The bond referendum could be taken to voters as early as March 7, and would not increase property taxes, Eidahl said. The district’s current tax rate of $16.28 per $1,000 of taxable valuation would be unchanged if voters approve the bond.
The district, like the town of Solon, has seen a steady increase in enrollment since 2014, and anticipates planned housing developments — with another 500 new residential units — to bring additional families in to the district. Solon schools’ current enrollment is 1,450 and is expected to increase by about 350 to 750 students over the next 10 years, depending on how quickly new housing developments take shape.
The plan includes updating Lakeview Elementary School — which was built in 1966 — and the district administrative offices with major building systems including electrical, plumbing, heating and ventilation.

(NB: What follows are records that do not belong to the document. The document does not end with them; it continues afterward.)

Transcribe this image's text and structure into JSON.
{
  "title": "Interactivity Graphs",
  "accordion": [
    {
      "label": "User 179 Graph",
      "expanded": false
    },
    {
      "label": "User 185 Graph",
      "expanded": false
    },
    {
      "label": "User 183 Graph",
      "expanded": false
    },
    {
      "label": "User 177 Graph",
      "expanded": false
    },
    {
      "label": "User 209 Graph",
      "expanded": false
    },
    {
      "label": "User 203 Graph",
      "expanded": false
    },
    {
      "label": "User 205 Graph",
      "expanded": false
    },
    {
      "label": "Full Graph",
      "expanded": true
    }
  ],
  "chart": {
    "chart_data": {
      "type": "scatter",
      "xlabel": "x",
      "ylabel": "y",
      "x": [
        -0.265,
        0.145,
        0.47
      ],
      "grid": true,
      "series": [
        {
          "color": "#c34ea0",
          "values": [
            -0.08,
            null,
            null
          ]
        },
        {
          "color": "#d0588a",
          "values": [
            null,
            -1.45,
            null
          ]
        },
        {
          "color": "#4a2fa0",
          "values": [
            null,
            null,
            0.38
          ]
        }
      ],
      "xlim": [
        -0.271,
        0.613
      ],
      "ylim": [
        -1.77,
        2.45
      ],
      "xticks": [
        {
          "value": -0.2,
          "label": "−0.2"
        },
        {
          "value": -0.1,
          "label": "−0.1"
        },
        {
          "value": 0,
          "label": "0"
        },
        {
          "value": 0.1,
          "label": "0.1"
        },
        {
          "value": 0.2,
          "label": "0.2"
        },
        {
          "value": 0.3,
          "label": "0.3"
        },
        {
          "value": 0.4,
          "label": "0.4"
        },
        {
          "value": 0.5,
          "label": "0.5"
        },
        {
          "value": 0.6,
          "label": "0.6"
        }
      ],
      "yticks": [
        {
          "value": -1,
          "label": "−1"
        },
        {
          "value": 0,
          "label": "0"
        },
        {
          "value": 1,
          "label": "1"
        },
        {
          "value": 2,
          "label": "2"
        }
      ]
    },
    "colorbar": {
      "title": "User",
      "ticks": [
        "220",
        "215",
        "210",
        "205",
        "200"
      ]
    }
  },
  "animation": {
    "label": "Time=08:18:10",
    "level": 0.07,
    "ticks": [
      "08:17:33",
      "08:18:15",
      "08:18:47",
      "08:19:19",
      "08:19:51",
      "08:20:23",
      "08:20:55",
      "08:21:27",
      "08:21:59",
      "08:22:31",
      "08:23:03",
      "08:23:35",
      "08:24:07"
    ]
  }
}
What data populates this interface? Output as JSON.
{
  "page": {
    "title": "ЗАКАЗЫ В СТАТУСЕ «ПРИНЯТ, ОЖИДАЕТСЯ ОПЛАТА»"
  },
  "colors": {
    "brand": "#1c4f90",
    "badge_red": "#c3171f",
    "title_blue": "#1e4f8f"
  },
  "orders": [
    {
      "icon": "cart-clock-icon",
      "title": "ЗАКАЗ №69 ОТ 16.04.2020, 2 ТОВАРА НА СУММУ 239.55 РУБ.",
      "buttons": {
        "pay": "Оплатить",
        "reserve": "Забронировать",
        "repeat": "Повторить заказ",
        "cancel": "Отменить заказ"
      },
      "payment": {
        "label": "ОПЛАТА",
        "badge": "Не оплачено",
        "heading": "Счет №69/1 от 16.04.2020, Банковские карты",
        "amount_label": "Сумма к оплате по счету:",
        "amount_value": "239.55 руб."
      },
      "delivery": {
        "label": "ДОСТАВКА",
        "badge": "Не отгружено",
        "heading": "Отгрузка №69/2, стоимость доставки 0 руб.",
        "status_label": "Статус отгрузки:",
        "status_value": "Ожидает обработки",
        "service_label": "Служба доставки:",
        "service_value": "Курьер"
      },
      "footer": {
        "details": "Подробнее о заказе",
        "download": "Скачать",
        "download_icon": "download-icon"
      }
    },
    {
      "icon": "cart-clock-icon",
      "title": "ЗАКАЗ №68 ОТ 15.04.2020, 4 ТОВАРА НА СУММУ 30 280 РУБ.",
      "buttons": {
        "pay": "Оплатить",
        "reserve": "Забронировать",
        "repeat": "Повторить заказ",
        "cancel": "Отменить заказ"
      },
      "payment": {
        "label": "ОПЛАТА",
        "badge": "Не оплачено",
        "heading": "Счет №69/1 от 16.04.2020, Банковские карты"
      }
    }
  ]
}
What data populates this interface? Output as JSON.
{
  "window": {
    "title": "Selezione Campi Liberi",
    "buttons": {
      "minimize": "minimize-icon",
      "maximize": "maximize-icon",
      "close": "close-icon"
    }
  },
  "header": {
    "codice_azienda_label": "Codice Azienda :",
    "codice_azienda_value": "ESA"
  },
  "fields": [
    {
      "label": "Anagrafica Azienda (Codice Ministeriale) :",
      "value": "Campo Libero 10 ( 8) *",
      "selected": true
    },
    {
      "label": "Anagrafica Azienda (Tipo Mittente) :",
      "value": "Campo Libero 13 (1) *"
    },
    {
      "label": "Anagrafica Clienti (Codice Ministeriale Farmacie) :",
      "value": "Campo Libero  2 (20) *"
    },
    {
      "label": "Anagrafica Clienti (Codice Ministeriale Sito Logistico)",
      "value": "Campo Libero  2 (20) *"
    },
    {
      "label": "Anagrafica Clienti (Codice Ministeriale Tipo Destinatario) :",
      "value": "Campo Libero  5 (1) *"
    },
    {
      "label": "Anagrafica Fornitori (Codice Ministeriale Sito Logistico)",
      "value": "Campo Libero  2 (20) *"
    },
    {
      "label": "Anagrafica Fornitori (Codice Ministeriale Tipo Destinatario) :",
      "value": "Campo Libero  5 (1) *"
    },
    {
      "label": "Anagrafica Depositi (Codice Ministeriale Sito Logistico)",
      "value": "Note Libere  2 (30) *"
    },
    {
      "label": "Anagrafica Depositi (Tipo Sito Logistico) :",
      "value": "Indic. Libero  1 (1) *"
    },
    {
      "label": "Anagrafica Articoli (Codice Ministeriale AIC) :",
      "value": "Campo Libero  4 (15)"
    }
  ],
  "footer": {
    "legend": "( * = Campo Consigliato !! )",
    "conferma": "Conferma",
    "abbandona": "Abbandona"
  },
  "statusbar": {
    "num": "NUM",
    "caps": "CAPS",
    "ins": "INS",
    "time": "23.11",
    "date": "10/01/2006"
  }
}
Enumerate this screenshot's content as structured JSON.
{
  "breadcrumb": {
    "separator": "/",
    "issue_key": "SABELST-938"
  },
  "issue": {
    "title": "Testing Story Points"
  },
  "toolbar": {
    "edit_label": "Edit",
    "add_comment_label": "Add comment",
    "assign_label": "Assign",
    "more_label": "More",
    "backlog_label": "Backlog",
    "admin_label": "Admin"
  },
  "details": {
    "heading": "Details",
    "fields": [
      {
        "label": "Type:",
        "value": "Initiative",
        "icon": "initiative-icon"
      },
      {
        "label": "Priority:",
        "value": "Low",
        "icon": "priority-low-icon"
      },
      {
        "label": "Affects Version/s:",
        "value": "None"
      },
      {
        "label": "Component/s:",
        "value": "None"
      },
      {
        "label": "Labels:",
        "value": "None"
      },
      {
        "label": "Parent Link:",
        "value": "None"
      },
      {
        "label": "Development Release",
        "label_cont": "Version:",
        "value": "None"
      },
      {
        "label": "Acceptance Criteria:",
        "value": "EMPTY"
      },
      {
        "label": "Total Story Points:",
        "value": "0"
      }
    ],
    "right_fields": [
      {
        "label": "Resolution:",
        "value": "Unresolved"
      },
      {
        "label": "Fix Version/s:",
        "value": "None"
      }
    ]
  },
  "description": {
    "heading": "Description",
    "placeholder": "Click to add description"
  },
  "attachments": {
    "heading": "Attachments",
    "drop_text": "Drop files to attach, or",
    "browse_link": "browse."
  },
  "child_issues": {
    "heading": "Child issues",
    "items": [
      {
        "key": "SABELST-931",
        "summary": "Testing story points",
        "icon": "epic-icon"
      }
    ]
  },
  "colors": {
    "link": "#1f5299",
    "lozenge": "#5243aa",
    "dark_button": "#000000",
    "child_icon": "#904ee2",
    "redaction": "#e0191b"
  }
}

Other projects at Lakeview Elementary would include updating the gym floor and replacing the bleachers, adding energy-efficient lighting, repainting classrooms, renovating the library for group collaboration and replacing worn playground equipment. This project could cost up to $7 million.
Currently, the district’s administrative office is located in the 1917 built tower of the former middle and high school. The building has excess space the school district does not need, and the majority of the building is leased to the city. The city has indicated it may eventually end its lease, which leaves the district with a significant amount of unneeded space, according to district officials.
A recent facility assessment identified more than $4 million in repairs needed, making the space unusable for a school. Even if improvements could be made, the building would not meet educational standards of today, Eidahl said.
One option is to update and maintain only the 1917 tower portion of the school and demolish the rest of the building, which would be a $5 million project and is not recommended by district officials as it is not “financially responsible.”
Another option is to demolish the entire building and replace it with a 4,000-square-foot office building for $2.1 million. The site would be cleared and maintained for a potential new school should it be needed in the future.
The bond also would include renovating a former truck stop — purchased by the district on the north edge of town — in to a transportation center with covered space for bus parking for $650,000. This would help extend the life of district-owned buses and reduce the amount of time drivers spend prepping buses in the winter months, Eidahl said.
Finally, the bond would provide funds to replace the 12-year-old turf field at Spartan Stadium for $800,000. The district has experienced cost benefit from not having to water or mow the field for the last 12 years, according to school officials.